Data Locality in Hadoop refers to the “proximity” of the data with respect to the Mapper tasks working on the data.
When a dataset is stored in HDFS, it is divided in to blocks and stored across the DataNodes in the Hadoop cluster. When a MapReduce job is executed against the dataset the individual Mappers will process the blocks (Input Splits). When the data is not available for the Mapper in the same node where it is being executed, the data needs to be copied over the network from the DataNode which has the data to the DataNode which is executing the Mapper task.
Imagine a MapReduce job with over 100 Mappers and each Mapper is trying to copy the data from another DataNode in the cluster at the same time, this would result in serious network congestion as all the Mappers would try to copy the data at the same time and it is not ideal. So it is always effective and cheap to move the computation closer to the data than to move the data closer to the computation.

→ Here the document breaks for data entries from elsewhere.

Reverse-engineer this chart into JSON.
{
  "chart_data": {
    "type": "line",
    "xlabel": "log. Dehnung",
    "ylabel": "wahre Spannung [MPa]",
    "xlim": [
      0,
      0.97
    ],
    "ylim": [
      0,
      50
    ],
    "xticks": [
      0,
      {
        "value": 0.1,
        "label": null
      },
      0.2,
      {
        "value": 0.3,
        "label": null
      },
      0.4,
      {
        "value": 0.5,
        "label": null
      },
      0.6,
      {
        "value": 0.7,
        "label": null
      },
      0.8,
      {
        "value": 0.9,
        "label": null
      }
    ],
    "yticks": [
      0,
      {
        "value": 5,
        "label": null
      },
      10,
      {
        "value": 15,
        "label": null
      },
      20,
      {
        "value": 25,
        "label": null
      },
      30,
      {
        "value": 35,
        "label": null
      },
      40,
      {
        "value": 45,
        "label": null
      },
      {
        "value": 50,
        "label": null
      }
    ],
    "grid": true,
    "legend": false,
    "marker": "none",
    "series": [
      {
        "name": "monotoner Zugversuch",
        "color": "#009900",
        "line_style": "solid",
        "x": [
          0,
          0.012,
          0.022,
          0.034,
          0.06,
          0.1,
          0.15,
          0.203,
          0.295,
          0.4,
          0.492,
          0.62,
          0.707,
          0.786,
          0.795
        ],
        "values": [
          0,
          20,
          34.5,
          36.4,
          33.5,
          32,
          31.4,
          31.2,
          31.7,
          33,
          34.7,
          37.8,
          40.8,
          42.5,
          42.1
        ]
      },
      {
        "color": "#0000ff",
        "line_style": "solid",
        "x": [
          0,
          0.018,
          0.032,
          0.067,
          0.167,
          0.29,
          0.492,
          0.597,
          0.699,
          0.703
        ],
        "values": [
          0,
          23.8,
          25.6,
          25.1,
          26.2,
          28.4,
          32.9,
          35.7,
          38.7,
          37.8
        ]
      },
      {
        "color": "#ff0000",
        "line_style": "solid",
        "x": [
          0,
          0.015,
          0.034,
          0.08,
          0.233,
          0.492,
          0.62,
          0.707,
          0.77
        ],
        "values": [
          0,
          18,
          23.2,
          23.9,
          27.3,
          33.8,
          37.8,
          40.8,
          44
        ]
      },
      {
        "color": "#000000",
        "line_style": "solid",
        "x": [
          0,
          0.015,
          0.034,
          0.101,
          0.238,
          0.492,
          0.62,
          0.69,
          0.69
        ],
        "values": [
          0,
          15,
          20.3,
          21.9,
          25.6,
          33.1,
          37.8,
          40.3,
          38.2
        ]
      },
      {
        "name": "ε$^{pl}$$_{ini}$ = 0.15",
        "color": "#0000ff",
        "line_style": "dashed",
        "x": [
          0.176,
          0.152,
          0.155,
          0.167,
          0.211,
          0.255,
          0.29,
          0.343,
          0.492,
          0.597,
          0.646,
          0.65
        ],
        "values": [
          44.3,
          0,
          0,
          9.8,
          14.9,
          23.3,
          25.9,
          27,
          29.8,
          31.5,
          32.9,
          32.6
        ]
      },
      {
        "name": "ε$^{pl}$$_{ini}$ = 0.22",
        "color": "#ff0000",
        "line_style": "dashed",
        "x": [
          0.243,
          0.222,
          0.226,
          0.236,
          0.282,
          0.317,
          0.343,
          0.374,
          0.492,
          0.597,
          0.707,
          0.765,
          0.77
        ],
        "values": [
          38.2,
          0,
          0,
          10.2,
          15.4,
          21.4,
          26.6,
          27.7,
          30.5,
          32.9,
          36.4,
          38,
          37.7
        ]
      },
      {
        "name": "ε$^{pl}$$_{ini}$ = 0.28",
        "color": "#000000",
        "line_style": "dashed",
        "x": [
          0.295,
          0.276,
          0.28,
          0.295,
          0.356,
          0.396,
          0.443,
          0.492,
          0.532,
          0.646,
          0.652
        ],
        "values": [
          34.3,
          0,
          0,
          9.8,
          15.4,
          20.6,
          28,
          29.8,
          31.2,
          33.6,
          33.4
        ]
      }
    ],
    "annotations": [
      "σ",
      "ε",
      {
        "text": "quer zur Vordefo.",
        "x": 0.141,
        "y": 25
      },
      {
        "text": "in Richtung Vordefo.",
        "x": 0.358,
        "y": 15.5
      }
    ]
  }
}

When a JobTracker (MRv1) or ApplicationMaster (MRv2) receive a request to run a job, it looks at which nodes in the cluster has sufficient resources to execute the Mappers and Reducers for the job. At this point serious consideration is made to decide on which nodes the individual Mappers will be executed based on where the data for the Mapper is located.
When the data is located on the same node as the Mapper working on the data, it is referred to as Data Local. In this case the proximity of the data is closer to the computation. The JobTracker (MRv1) or ApplicationMaster (MRv2) prefers the node which has the data that is needed by the Mapper to execute the Mapper.
Although Data Local is the ideal choice, it is not always possible to execute the Mapper on the same node as the data due to resource constraints on a busy cluster. In such instances it is preferred to run the Mapper on a different node but on the same rack as the node which has the data. In this case, the data will be moved between nodes from the node with the data to the node executing the Mapper with in the same rack.
In a busy cluster sometimes Rack Local is also not possible. In that case, a node on a different rack is chosen to execute the Mapper and the data will be copied from the node which has the data to the node executing the Mapper between racks. This is the least preferred scenario.